Doppler Labs believes we are. The New York-based company is targeting this autumn for the launch of Here One, a set of earphones that promise to enhance or quiet the sounds of daily life that are all around us.

Is the neighbour playing his music too loud, or is a nearby baby’s crying distracting you from working? Conversely, would you rather that peaceful sound of wind rustling through the trees outside the window or even a conversation on the other side of the room were louder?

Like a stereo equaliser, Here One promises to let you turn up the sounds from reality that you want to hear and tune out the rest. Just as visual AR enhances the real world with computation, so too will audio AR as processors separate, amplify and silence sounds gathered by sensors.

It’s at least as exciting as its visual counterpart, but audio AR also faces some of the same problems – as well as new ones unique to it.

Doppler Labs founders’ long-term plan is to create a version of the Here One earphones, which will sell for US$299, that can be worn all day, but that’s also what the engineers behind the failed Google Glass thought about their visually focused AR spectacles. They may similarly be thinking too much about the benefits without enough consideration of the downsides.
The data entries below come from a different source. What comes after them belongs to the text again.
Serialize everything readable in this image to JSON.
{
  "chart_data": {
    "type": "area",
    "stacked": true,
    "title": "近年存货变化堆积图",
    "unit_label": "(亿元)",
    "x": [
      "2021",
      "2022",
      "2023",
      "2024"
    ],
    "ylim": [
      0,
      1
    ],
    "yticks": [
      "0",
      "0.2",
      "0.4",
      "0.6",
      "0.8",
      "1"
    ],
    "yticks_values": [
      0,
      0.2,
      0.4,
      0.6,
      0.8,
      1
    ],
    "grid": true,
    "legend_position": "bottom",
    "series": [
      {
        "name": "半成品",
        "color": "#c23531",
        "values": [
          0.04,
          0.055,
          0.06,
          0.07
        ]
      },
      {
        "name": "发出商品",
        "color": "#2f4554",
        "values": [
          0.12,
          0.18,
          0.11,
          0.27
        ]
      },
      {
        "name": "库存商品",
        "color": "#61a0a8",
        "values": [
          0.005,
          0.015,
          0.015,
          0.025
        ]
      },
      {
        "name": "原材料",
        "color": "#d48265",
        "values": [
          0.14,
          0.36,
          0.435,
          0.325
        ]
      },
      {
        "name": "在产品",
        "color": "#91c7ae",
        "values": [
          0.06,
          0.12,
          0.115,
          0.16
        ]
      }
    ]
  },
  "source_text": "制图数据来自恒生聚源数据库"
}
Chief among them is that AR, in whatever form, can be dangerous. When a user immerses him or herself into a reality that isn’t really there, actual reality can reap disastrous revenge.

Reports of Pokemon Go users, for example, injuring themselves or even dying thanks to being transfixed to their smartphone screens continue to roll in.

In one case, two California men recently fell of a cliff while hunting the cartoon monsters. They escaped serious injury, but in another incident a teenager in Mexico was shot to death after breaking into a house in search of Pokemon.

Audio AR poses similar dangers. It’s easy to imagine users who have turned down traffic noises in favour of some other portion of the auditory spectrum, for example, routinely getting hit by cars.

It’s potentially worse than simply wearing regular, non-AR earphones and listening to music, which is a passive activity that still allows the person to focus on external stimuli with their other senses. Your ears may be occupied, but your eyes are still effectively peeled for oncoming hazards.

Audio AR, however, could distract the brain and therefore the other senses. You may see a car coming, but if your brain is focusing on listening to a faraway conversation, it may not process and implement the necessary reaction in time.

Audio proponents also envision it as a two-way medium. Doppler Labs’ chief executive Noah Kraft recently told New Scientist magazine that, just as Microsoft put a computer on every desk, his company’s goal is to “put a computer in every ear.” That means the wearer would be able to have conversations with the earphones and issue commands verbally.

Germany’s Bragi, which is developing its own “smart earphones” called Dash, expects that computational ability to obviate the need for users to input directions on their smartphones, much like how some people currently use Apple’s Siri or Amazon’s Alexa.

The problem there isn’t one of physical danger, but rather one of simple manners and etiquette. While Siri and Alexa have their use cases, especially in the home, people are generally reluctant to use them in public. A recent study found that 98 per cent of iPhone users have used Siri, but just 3 per cent do so when there are other people around.

It’s easy to understand why. Despite the occasional obnoxious individual on public transit who loudly blabs their most intimate details while on the phone, most people tend to stay quiet among strangers out of consideration for them.

There’s also the privacy thing – few people want others to know what they’re searching for on the web, or what they’re doing on their phone, which is why they’re even less likely to make verbal requests of their devices in public.

Like visual AR, augmented audio reality is an intriguing technology that is obviously ready for prime time. But whether or not anyone actually wants to listen to it is an open question.

Peter Nowak is a veteran technology writer and the author of Humans 3.0: The Upgrading of the Species.